Basics of Metadata

This page covers the basics of metadata: what it is, how to read it, and pointers to the pages that show how to interact with it. If you’re new to cbcflow, this is the place to start!

Why Metadata

The central purpose of cbcflow is to provide a central database for the relevant information about all CBC analyses. However, we do not want to store these data themselves, due to both size and usability constraints. Instead, we store the metadata about these analyses which is important for downstream users and internal communication. For example, we do not store the full configuration of a parameter estimation run, but we do store the path to where one may found it. Similarly we store the recommendation from detector characterization for the minimum frequency to use in a given detector when analyzing a specific event, but we do not store the values used by each analysis directly.

What Does Metadata Look Like

Metadata takes the form of json files, governed by a schema. In python terms, they are nested combinations of dictionaries and lists, with the lowest level elements being primitive objects like strings or numbers. For example, say I am trying to describe a book in terms of some useful metadata:

{
    "PublicationInformation":{
        "Author": "Joan Oates",
        "Title":"Babylon"
        "CopyrightYears": [1979, 1986],
        "PublisherInfo": {
            "Name" : "Thames and Hudson",
            "City" : "London, UK"
        }
    },
    "Content":{
        "Summary" : "The history of Babylonia",
        "Topics" : [
            {
                "UID":"Old Babylon",
                "YearsRelevant": "c. 1900 BCE - 1600 BCE",
                "Language": "Akkadian"
            },
            {
                "UID": "Neo-Babylon",
                "YearsRelevant": "c. 626 BCE - 539 BCE",
                "Language": "Aramaic"
            }
        ]
    }
}

Here we have two pieces of information about a book: publication information and content. The publication information includes some natural elements like the title, author, the publisher, and years of publication. The content include a “Summary” field, as well as a “Topics” array that contains a number of “Topic” objects, each with a unique ID (“UID”) and some information.

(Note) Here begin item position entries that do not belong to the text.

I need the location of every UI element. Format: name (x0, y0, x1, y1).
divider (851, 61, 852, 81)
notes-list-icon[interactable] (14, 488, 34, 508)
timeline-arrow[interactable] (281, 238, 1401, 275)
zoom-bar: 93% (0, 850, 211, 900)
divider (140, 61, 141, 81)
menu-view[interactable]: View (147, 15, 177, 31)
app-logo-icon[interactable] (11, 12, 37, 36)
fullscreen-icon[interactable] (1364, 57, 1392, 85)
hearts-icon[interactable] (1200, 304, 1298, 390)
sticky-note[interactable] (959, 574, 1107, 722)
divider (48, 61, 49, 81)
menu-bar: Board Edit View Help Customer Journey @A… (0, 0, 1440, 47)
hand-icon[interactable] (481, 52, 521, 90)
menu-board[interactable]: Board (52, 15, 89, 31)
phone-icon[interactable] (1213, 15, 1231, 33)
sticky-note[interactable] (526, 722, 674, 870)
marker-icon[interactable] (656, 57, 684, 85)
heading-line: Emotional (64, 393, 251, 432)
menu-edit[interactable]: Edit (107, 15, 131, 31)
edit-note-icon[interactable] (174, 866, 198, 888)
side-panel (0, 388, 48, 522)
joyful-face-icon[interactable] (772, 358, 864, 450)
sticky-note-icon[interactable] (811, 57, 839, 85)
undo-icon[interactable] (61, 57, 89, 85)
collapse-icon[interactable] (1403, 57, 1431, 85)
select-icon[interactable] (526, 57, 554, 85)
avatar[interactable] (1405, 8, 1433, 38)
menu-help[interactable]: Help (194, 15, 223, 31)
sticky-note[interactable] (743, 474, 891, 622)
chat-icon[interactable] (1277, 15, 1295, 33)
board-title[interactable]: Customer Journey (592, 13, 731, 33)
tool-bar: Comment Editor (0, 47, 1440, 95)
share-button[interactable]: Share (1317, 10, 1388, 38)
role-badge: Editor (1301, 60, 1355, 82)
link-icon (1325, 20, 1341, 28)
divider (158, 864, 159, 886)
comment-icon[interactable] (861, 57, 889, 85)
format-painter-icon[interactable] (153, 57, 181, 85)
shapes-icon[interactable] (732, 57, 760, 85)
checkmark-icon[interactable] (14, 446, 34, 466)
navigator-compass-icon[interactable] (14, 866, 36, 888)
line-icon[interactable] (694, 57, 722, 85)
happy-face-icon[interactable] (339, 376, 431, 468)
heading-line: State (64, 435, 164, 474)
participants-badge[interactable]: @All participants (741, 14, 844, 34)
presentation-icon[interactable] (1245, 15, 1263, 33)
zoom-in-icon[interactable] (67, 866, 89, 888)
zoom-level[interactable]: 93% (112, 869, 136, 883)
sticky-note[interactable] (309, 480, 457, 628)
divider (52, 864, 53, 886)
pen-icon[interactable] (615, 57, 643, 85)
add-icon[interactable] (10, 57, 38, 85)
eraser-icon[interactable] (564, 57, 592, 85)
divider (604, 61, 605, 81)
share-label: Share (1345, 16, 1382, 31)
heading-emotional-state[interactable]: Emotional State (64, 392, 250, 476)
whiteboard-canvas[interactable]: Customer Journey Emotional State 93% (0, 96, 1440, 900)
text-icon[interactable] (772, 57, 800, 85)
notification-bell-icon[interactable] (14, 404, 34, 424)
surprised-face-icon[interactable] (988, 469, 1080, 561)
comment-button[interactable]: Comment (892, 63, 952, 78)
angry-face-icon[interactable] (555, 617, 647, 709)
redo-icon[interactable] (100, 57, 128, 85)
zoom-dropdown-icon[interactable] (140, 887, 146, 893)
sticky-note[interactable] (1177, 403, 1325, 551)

This structure is fixed ahead of time, so for example the keys in “PublisherInfo”, the type of “CopyrightYears”, and the template for “Topic” objects are all fixed. For guidance on how to read and understand these structures, check out How To Read The Schema, which establishes an example schema corresponding to our example metadata here. For actual CBC metadata, that structure can be read in Schema Breakdown, and in order to accommodate all the possible inputs, it is very complex. However, the structural elements which can go into it are more limited, and once these basic building blocks are understood one may infer the meaning of each field.

How to Interact With Metadata

In essentially all cases, interacting with metadata means one of two things: reading it or updating it. If you only want to look at a single value for a field, it is likely easiest to read it in GWOSC Internal Portal. However, if you want to harvest data in bulk, you will likely want to do so via the python API, basic usage of which is detailed at updating-metadata-with-the-python-api.

To update the metadata, you similarly have a couple options. If you wish to manually change the data, cbcflow provides command line options, with details at updating-metadata-from-the-command-line. If you wish to change the data programmatically with python, basics can be found at updating-metadata-with-the-python-api, and the details of the api are found at api/cbcflow

Where Do You Find Real Metadata?

In cbcflow itself, metadata is stored in libraries, which are git repositories containing metadata jsons, along with a bit of scaffolding. More detail on various aspects of libraries can be found in the expert usage section, specifically library-setup and Using Library Indices. For now though, let’s assume that there already exists a library, and you just want to modify it. You first want to make a fork of the library, and clone the fork: the central CBC library will be protected, so only automated users can push directly. Everyone else should update their forks, then submit and MR which will be approved by an expert user. Once you have a clone of your fork, make sure you have gotten cbcflow configured according to the instructions in Configuration, then you can proceed onwards to being updating metadata!